Ba'ath Party

The Ba'ath Party was established in Syria in 1952. Initially, its main ideological objectives were secularism, socialism and pan-Arab unionism. The Ba'athists became extremely influential in the years following the Suez War and its influence spread from Syria to Iraq, Egypt, Lebanon and Jordan.

After the war Gamal Abdel Nasser was acknowledged as leader of the Arab world. Egypt now joined with Syria to form the United Arab Republic (UAR). The Ba'athists originally supported this move but they became disillusioned by Nasser's dictatorial methods and they resigned from government in December, 1959. Two years later Syria withdrew from the UAR.

In 1963 the Ba'ath Party led a successful military coup in Syria. The new government carried out a programme of large-scale nationalization. However, the government was overthrown by a military coup in 1966.

The Ba'ath Party in Iraq came to power following a military coup on 17th July 1968. This brought to power Ahmad Hasan al-Bakr. He quickly nationalized the Iraq Petroleum Company and introduced wide-ranging social and economic reforms.

The new government ruthlessly suppressed opposition it did agree to enter negotiations with the Kurdish Democratic Party (KDP). In March 1970 the government promised to grant the Kurds a degree of autonomy.

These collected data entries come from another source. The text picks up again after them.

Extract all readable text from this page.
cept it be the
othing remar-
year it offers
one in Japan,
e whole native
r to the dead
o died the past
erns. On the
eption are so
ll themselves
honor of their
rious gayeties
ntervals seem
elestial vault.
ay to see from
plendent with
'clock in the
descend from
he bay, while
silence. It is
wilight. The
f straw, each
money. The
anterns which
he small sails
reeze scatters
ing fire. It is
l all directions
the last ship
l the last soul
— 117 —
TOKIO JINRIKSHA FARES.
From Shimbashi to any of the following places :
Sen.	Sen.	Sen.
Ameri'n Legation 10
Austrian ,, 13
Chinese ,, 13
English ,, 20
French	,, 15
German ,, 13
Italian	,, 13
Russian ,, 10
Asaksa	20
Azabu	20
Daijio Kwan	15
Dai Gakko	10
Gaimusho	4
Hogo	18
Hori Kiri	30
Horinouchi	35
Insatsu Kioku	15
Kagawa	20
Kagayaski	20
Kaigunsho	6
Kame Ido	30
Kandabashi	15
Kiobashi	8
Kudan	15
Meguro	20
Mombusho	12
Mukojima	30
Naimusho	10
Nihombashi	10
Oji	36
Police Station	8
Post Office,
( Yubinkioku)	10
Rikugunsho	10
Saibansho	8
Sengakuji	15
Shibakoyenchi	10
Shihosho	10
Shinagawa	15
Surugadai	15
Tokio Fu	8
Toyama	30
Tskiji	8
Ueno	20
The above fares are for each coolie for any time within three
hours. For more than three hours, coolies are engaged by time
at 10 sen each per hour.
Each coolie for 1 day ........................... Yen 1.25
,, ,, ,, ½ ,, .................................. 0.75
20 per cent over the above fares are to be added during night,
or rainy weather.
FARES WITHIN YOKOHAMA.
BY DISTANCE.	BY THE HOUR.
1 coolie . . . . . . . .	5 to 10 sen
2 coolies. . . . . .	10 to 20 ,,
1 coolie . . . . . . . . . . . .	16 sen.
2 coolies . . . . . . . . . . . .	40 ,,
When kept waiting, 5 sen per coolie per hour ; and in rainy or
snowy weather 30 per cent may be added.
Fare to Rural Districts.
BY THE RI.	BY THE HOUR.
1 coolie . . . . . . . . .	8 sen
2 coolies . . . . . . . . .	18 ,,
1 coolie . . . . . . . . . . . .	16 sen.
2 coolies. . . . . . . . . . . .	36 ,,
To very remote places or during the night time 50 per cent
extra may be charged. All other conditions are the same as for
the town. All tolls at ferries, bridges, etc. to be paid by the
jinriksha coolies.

On 6th October 1973, Egyptian and Syrian forces launched a surprise attack on Israel. Two days later the Egyptian Army crossed the Suez Canal while Syrian troops entered the Golan Heights. Iraq joined in the Arab-Israeli War but was defeated when Israeli troops counter-attacked on 8th October. Iraq was able to hurt the Western economy when it participated in the oil boycott against Israel's supporters.

It now became clear to the Kurdish Democratic Party that Ahmad Hasan al-Bakr was not going to keep his promises about Kurdish autonomy. In the spring 1974 fighting broke out between the Kurds and the government's armed forces. In March 1975 Iran closed its border with Iraq which led to the collapse of the Kurdish military force. Kurdish villages were destroyed and their inhabitants resettled in specially constructed villages surrounded by barbed wire and fortified posts.

Ahmad Hasan al-Bakr also suppressed non-Kurds in Iraq. In July 1978 a decree was passed which made all non-Ba'thist political activity illegal and membership of any other political party punishable by death for all those who were members or former members of the armed forces.

In July 1979 Ahmad Hasan al-Bakr resigned and was replaced by Saddam Hussein. In the next few months Saddam Hussein swiftly executed his political rivals. Increasing oil revenues allowed him to increase spending on welfare schemes. A student of Joseph Stalin, Saddam Hussein arranged for portraits and statues to be placed all over the country. He also created the Republican Guard, an elite presidential security force.